Why You Ought To Learn To Become a Computer Forensics Investigator
The world of justice seems to be shaped by forensics investigation procedures, and popular culture has integrated many character figures from TV crime series that depict great forensics skills. A computer forensics investigator can cover an impressive number of tasks: from autopsy techniques and forensic anthropology to DNA fingerprinting, computer facial reconstructions, toxicology and lots of others. Science has thus become the best method to fight crimes and prove a suspect’s guilt or innocence in the court of law. And the responsibility of the forensics investigation is the responsibility of the people who conduct it.
There are methods, features, science experiments and interviews that define the complexity of a computer forensic investigation models even further. Starting from the crime scene, forensics investigation passes to crime procedures, lab tests and the rest. The crime scene provides the information for the lab forensics investigation, one would not be possible without the other, and negligence of any of them could lead to the failure of the justice process. When the crime scene is not analyzed properly, the court evidence can be compromised, therefore all forensic skills work in the direction of identifying evidence no matter how small.

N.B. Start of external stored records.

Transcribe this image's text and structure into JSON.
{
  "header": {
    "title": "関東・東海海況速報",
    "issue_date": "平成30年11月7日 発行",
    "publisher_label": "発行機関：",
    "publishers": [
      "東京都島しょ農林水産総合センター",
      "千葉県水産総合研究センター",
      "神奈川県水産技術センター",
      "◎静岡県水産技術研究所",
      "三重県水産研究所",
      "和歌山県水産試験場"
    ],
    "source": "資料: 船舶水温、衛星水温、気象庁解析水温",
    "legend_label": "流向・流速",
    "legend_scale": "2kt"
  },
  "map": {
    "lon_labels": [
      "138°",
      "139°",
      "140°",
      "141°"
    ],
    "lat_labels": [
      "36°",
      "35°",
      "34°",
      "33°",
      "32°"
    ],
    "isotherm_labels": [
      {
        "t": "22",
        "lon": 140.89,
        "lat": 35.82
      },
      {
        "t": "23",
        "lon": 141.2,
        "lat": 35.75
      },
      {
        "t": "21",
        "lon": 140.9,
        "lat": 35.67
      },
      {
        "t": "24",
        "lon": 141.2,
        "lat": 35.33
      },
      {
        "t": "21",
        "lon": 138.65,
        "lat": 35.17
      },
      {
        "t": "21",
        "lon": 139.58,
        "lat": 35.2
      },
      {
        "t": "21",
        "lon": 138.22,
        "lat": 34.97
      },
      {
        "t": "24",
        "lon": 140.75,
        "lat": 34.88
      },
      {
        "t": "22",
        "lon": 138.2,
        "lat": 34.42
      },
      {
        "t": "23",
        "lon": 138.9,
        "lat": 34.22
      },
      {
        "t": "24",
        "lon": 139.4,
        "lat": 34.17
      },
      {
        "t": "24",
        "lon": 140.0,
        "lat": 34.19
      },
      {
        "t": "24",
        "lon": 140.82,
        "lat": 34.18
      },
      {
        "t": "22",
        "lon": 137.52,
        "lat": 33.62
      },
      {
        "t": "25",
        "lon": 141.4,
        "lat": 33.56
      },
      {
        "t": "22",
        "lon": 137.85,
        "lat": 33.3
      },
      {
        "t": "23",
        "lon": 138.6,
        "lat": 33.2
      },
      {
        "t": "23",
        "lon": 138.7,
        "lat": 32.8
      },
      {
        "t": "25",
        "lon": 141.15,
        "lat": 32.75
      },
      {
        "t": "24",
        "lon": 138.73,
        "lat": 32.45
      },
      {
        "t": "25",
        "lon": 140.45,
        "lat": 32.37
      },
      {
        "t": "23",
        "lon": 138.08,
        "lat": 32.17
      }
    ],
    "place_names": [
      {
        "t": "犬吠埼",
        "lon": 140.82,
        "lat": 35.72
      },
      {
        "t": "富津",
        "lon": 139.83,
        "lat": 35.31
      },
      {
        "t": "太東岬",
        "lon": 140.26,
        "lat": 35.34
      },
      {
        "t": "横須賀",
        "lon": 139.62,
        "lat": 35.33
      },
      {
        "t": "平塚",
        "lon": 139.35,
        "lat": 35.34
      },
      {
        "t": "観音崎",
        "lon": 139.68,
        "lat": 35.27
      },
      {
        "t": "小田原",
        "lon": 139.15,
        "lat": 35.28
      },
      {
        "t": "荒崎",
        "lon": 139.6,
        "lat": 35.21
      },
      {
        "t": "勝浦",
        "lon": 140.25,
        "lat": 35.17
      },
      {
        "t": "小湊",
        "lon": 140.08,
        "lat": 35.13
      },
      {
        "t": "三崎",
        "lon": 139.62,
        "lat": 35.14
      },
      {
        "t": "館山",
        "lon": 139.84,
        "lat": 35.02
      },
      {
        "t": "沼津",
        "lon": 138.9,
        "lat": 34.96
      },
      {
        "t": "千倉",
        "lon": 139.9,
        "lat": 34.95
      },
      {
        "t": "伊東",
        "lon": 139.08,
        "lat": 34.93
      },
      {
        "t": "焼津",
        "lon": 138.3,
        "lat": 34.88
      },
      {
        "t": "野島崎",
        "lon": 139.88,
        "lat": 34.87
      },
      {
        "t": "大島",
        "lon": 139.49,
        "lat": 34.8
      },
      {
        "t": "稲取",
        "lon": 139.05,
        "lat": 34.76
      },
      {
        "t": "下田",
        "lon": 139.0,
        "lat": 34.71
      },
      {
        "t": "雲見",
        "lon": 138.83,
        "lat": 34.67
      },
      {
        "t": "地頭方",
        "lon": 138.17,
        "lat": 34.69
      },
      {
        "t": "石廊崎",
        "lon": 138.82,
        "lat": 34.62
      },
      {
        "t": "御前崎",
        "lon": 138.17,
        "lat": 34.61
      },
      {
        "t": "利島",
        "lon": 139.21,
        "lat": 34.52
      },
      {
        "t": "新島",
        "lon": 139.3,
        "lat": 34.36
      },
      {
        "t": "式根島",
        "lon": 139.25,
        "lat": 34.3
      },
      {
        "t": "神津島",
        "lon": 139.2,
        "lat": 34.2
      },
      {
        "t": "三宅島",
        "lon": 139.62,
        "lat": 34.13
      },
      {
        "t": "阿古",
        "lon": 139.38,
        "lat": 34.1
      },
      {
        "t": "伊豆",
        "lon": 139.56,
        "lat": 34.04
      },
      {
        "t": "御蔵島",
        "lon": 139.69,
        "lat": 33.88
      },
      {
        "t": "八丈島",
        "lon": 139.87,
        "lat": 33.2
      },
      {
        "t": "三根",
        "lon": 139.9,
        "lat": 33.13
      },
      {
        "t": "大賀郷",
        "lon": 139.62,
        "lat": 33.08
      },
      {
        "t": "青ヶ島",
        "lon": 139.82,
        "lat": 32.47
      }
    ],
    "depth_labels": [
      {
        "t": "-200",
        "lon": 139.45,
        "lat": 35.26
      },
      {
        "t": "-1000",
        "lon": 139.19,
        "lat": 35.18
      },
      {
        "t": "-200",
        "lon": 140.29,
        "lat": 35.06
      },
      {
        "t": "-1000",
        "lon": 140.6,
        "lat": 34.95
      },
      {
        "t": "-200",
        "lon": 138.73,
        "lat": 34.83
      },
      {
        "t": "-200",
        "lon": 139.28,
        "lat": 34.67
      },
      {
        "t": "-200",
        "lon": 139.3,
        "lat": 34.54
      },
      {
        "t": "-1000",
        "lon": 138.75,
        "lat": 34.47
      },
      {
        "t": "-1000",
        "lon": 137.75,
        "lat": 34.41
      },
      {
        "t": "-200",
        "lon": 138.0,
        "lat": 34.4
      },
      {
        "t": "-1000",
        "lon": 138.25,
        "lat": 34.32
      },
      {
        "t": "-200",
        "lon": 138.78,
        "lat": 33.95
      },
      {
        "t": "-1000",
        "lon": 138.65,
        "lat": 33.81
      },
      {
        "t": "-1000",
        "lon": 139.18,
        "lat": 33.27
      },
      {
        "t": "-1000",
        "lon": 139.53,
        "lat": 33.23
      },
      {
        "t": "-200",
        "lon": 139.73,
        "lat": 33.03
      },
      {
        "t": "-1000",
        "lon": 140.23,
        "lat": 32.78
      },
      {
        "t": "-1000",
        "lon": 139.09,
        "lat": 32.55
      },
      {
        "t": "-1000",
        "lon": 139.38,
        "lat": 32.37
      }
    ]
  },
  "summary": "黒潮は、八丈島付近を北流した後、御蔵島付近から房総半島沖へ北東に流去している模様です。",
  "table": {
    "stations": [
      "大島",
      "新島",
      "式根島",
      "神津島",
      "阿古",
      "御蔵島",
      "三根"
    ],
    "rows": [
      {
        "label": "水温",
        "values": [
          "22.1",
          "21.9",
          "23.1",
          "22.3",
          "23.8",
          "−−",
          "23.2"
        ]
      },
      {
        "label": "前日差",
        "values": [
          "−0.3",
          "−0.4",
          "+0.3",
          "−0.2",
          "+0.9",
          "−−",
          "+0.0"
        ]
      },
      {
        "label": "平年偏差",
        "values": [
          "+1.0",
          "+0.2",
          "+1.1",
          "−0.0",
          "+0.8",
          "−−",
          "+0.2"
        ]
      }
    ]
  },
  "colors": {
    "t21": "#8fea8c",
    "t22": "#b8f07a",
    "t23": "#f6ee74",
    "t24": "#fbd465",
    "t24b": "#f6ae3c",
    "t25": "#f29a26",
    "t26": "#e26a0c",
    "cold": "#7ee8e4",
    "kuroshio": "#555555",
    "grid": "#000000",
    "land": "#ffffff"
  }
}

The nature of the crime and the authorities who conduct the forensics investigations are the ones to decide for the course of action. Robbery cases and data analyses are different in terms of forensic approach or procedure. Thus, special equipment is required for data retrieval as it is the case in computer forensics. The examination, the analysis and the reporting follow the identification of the forensic details. The procedures and measures vary for each of the steps involved although they eventually converge into one single viable point: the identification and the prosecution of the criminal.
Depending on what kind of forensics investigation is necessary, different experts will be involved. In fact, lots of people contribute to a criminal analysis, because conclusive results can require lots of hours of work, with the involvement of several forensics departments and even then, there are chances that a suspect may not be confirmed as the author of the crime. There are cases when the lack of evidence doesn’t allow the legal system to follow its normal course. There are hundreds maybe thousands of such cases in the archives of police departments all over the world.